Effective medical record documentation is required to support accurate capture of diagnoses, patient acuity (case mix index [CMI]), and justify resource utilization for reimbursement. Billing code complexity and a lack of formal documentation education in training programs have created a need for academic medical centers to incorporate training for trainees (residents, fellows, and new nurse practitioners). We hypothesized that standardized stroke note templates, trainee education, and feedback from chart audits would improve documentation accuracy.

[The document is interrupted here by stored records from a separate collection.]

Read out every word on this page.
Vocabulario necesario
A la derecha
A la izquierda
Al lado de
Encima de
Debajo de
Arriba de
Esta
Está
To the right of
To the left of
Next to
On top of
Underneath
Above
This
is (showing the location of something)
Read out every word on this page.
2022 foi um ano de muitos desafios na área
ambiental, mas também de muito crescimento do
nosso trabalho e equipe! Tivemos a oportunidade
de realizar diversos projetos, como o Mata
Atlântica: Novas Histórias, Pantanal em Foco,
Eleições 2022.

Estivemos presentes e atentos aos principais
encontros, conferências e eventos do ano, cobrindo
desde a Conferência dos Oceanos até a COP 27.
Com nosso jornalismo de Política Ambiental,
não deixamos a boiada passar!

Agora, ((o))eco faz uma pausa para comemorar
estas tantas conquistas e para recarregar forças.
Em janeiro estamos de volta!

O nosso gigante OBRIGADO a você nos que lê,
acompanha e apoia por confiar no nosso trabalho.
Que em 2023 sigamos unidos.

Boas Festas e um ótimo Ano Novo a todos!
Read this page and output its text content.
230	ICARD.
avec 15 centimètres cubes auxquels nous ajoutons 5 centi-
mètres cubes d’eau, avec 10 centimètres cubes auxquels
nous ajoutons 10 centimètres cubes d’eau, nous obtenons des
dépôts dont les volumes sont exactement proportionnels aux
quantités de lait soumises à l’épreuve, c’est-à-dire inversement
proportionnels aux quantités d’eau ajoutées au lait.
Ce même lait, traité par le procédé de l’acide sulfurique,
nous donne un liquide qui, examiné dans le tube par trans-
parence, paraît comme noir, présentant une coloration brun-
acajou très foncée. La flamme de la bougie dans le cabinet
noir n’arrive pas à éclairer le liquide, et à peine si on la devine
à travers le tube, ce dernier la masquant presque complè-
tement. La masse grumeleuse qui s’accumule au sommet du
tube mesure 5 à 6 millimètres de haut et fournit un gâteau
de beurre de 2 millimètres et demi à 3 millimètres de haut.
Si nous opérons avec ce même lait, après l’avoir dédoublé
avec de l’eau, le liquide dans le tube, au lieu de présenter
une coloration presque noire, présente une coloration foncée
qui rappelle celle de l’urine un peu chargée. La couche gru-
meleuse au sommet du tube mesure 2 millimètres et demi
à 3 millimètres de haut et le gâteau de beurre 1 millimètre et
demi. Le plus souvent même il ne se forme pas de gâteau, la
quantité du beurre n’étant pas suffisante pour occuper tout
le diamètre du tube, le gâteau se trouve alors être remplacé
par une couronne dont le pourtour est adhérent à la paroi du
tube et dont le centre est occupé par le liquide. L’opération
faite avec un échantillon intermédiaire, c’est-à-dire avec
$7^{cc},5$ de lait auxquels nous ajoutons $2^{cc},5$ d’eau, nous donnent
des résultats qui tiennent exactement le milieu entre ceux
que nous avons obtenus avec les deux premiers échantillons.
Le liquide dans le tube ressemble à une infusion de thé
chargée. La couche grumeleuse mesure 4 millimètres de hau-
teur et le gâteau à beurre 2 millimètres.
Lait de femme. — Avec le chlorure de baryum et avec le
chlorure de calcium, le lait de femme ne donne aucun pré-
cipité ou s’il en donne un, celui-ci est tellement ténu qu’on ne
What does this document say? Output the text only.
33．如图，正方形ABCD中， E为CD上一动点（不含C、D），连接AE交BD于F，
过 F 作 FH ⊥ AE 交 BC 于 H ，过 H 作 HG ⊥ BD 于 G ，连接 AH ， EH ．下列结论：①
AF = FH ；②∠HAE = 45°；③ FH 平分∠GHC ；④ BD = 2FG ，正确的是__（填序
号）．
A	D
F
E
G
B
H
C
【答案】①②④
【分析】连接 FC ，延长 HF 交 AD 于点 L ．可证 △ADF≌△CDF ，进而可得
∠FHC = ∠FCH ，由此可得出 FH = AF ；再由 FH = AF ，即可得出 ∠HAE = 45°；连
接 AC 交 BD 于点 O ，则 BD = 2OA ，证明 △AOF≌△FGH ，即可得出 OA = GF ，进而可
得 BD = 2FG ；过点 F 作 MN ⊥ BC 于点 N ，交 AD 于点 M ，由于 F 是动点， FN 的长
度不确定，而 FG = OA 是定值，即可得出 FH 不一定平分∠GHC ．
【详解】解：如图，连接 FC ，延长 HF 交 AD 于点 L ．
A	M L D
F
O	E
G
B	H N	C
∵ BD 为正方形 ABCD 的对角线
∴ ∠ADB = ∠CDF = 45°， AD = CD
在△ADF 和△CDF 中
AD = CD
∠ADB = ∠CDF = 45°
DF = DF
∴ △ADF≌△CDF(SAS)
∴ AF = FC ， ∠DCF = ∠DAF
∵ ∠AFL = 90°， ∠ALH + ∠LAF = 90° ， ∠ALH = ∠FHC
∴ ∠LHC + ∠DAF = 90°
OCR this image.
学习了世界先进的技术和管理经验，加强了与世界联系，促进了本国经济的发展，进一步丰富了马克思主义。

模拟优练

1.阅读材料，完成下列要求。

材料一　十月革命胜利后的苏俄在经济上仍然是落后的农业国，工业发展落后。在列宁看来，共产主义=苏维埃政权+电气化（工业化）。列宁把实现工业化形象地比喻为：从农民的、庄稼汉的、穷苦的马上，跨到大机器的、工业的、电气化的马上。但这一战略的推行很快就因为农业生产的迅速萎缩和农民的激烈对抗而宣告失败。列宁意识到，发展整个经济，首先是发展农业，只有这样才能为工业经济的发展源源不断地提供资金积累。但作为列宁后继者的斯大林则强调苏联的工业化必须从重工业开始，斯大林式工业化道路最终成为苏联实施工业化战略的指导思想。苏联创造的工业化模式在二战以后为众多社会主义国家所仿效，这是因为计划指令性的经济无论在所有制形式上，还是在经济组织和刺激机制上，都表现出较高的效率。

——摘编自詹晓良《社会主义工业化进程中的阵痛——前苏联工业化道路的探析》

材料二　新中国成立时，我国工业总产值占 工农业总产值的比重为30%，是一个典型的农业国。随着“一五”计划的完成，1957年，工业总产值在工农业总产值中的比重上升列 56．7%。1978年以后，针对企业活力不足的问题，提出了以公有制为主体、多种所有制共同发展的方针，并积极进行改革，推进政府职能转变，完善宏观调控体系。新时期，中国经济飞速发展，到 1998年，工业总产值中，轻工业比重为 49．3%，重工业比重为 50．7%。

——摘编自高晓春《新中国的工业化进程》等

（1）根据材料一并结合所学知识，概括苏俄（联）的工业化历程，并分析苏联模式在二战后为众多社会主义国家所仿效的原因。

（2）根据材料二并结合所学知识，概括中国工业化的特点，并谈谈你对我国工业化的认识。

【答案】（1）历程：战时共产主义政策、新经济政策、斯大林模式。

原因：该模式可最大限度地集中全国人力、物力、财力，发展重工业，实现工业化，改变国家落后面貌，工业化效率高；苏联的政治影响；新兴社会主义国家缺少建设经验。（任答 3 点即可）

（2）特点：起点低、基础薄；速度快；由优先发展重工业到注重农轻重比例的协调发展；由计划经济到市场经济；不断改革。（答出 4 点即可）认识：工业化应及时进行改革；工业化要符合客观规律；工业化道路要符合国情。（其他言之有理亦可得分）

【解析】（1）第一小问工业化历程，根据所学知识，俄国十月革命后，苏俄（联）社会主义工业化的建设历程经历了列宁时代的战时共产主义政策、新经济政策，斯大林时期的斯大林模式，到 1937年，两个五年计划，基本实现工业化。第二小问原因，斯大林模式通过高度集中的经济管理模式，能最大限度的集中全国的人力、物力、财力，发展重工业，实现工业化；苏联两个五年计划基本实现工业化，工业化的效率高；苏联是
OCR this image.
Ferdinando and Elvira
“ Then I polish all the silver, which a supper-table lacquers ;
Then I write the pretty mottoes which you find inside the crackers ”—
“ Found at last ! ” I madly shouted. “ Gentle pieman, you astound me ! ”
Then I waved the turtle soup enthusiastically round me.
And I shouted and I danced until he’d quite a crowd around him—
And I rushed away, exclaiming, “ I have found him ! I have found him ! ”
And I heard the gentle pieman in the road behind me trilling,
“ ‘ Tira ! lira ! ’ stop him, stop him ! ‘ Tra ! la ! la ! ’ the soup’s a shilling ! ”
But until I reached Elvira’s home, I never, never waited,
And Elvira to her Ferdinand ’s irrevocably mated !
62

To improve the accurate/complete capture of expected (E) length of stay (LOS) and CMI by designing/implementing ischemic and hemorrhagic stroke templates containing high-frequency complication and comorbidity diagnoses with the greatest impact on stroke populations, combined with trainee education and chart audits.
Descriptive statistics were used for outcomes before/after implementation of the templates. Primary outcomes include ELOS and CMI. Wilcoxon rank-sum test or chi-square test was used for group comparison.
The post-template group demonstrated a significant improvement in ELOS from 5.84 to 8.27 days (p < .0001). Case mix index increased (1.73–1.75; p < .0001) in the post-template group.
Stroke-specific templates, trainee education, and chart audits were associated with significant improvement in documentation accuracy and an improved business model of stroke care in our hospital.